In a recent technical briefing session, Toyota announced a raft of new technologies as it catches up to other carmakers in electric vehicle expansion plans. One of them is giga casting, wherein select car body parts are constructed from two or three main components, simplifying the manufacturing process and reducing costs.
Tesla was the first to widely use the giga press, and multiple carmakers have attempted to emulate the approach. Geely uses the technique for the Zeekr 009 MPV and General Motors is reportedly using it for its upcoming flagship EV, the Cadillac Celestiq. Volvo and Hyundai have similar plans as well.
A giga press is a high-pressure die-casting machine that injects molten aluminium into casting molds. Tesla is believed to have first used it on the Model Y, reportedly replacing assemblies consisting of 70 parts, with just two to three huge castings.
The house-sized machines have a clamping force of 55,000 to 61,000 kilonewtons (5,600 to 6,200 tons of force), although it may vary depending on configuration and make, as Tesla appears to be diversifying its giga press suppliers, and not rely solely on Italy’s IDRA. Switzerland’s Bühler and China’s LK Group are other big players in the space.
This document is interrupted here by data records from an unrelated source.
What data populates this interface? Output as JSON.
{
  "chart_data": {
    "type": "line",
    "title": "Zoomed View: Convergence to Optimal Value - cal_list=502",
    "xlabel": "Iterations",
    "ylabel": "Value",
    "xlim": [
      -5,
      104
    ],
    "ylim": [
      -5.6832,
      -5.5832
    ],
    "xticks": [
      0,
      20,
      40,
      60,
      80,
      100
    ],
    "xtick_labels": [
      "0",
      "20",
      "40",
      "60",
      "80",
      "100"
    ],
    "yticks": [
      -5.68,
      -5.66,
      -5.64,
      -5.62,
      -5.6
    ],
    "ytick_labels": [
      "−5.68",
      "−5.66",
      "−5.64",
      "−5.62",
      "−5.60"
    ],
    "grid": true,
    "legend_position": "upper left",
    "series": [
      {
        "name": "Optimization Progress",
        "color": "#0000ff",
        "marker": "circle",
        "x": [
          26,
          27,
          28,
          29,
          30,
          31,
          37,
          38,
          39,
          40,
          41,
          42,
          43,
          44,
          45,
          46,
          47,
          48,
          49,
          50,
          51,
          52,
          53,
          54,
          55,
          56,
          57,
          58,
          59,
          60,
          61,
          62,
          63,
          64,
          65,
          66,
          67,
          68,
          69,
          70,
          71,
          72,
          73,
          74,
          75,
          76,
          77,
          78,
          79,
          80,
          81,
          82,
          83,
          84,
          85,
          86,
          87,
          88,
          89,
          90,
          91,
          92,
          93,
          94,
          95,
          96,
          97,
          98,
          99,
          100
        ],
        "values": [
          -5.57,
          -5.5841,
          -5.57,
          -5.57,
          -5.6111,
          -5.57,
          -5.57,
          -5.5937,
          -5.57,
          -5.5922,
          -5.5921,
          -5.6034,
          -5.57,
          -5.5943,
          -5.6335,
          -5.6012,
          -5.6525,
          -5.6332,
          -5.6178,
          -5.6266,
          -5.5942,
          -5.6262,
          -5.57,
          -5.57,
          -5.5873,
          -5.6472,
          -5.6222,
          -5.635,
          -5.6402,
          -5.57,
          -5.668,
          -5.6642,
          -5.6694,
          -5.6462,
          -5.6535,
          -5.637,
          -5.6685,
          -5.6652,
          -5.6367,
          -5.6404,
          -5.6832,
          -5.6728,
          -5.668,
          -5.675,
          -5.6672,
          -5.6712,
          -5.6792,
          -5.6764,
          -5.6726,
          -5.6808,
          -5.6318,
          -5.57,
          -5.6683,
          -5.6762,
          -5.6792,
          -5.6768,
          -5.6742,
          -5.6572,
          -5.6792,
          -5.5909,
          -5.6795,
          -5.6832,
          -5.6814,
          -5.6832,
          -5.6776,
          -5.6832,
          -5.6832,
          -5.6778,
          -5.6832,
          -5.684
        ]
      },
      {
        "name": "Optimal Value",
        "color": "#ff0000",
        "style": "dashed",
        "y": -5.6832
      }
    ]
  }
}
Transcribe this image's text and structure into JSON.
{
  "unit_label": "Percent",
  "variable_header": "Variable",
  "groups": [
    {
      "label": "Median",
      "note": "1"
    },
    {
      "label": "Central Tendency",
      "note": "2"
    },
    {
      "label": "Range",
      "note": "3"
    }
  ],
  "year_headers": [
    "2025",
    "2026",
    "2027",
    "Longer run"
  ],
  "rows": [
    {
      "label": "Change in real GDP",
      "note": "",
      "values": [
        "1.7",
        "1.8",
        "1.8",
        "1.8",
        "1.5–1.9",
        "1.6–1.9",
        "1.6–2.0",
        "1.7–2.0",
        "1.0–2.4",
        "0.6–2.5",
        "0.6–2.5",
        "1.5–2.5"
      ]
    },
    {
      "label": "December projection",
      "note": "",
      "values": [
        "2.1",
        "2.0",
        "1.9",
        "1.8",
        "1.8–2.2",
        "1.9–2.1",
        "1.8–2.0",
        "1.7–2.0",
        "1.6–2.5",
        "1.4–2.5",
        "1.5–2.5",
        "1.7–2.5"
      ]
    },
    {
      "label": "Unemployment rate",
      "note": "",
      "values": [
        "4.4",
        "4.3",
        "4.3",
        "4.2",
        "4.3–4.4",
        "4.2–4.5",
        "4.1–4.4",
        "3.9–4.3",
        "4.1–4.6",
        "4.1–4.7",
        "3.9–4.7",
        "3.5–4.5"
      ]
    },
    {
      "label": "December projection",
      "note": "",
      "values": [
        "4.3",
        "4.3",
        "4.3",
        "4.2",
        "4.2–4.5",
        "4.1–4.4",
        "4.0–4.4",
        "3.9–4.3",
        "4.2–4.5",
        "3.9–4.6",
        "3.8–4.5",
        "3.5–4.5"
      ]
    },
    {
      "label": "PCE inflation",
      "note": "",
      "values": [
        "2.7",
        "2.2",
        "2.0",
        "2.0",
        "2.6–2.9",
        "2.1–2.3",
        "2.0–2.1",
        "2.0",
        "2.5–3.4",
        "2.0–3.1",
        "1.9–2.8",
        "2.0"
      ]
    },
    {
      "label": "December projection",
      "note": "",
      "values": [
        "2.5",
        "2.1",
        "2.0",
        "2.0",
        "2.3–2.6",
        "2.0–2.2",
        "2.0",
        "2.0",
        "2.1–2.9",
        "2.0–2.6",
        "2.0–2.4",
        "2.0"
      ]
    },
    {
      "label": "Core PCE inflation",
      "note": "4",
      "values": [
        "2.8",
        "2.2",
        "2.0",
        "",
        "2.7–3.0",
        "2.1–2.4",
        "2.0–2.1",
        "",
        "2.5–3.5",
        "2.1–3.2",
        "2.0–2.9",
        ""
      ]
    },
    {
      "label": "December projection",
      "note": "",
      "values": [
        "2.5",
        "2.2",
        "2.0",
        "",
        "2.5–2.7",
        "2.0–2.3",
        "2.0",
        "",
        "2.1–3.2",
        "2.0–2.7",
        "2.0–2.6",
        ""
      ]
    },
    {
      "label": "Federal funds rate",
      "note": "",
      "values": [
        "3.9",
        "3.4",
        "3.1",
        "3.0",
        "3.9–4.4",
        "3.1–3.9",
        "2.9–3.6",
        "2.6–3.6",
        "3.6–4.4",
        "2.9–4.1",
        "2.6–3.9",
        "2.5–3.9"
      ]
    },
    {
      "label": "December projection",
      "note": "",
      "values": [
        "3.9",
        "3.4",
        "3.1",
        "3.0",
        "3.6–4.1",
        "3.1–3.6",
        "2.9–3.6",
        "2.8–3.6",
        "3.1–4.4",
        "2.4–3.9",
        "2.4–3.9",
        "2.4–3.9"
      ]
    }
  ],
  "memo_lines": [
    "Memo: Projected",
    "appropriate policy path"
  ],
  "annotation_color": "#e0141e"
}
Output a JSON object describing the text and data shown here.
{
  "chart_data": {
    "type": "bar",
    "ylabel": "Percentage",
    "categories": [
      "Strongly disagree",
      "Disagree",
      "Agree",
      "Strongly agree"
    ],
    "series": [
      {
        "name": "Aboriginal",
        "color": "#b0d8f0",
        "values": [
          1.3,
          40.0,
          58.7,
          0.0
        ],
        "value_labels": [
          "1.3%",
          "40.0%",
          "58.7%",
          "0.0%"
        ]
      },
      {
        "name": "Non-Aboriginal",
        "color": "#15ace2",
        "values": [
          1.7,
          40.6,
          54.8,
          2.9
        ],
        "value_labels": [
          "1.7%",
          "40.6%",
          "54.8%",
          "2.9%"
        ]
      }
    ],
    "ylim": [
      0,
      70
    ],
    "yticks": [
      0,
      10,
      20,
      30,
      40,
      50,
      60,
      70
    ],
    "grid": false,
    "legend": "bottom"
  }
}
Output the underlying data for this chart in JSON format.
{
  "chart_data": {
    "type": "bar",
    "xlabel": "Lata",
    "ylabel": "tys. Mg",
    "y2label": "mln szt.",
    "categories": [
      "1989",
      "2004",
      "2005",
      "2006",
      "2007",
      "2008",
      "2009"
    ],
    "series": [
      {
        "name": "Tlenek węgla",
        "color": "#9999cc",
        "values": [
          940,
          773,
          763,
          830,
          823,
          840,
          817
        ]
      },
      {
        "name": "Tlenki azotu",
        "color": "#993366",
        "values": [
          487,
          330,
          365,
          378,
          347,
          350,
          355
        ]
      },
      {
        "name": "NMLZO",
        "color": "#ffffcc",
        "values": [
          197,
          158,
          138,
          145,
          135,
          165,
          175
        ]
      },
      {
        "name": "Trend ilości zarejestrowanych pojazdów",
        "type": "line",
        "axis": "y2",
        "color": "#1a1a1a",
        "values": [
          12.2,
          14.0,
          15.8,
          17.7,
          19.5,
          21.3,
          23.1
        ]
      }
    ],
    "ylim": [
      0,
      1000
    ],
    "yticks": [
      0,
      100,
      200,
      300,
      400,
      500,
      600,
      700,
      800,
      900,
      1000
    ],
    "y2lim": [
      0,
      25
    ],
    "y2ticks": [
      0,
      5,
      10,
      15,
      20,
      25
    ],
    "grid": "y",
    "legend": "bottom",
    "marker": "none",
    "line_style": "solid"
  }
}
Gallery: IDRA Group Confirms It Has Supplied Huge Casting Machine For The Tesla Model Y
Giga casting benefits are multifold. The technology allowed Tesla to reduce the Model Y's rear underbody manufacturing costs by 40 percent, as per some experts. For the Model 3, Tesla removed 600 robots from the assembly, as the giga press simplified production, reported Autoblog. Meanwhile, Toyota has said the technology will reduce processes and plant investment by half.
Another reason for the wider adoption of technology is the potential weight savings. EV batteries are heavy, and manufacturers look to compensate for the additional weight elsewhere. Giga press presumably reduces carbon emissions as well by eliminating dozens of individual parts.
Although there are a few pitfalls to the technology. In case of accidents, replacing huge parts could cost a lot more than replacing smaller components. Even though body manufacturing is highly automated nowadays, the practice can also impact businesses supplying smaller components, according to Automotive News Europe.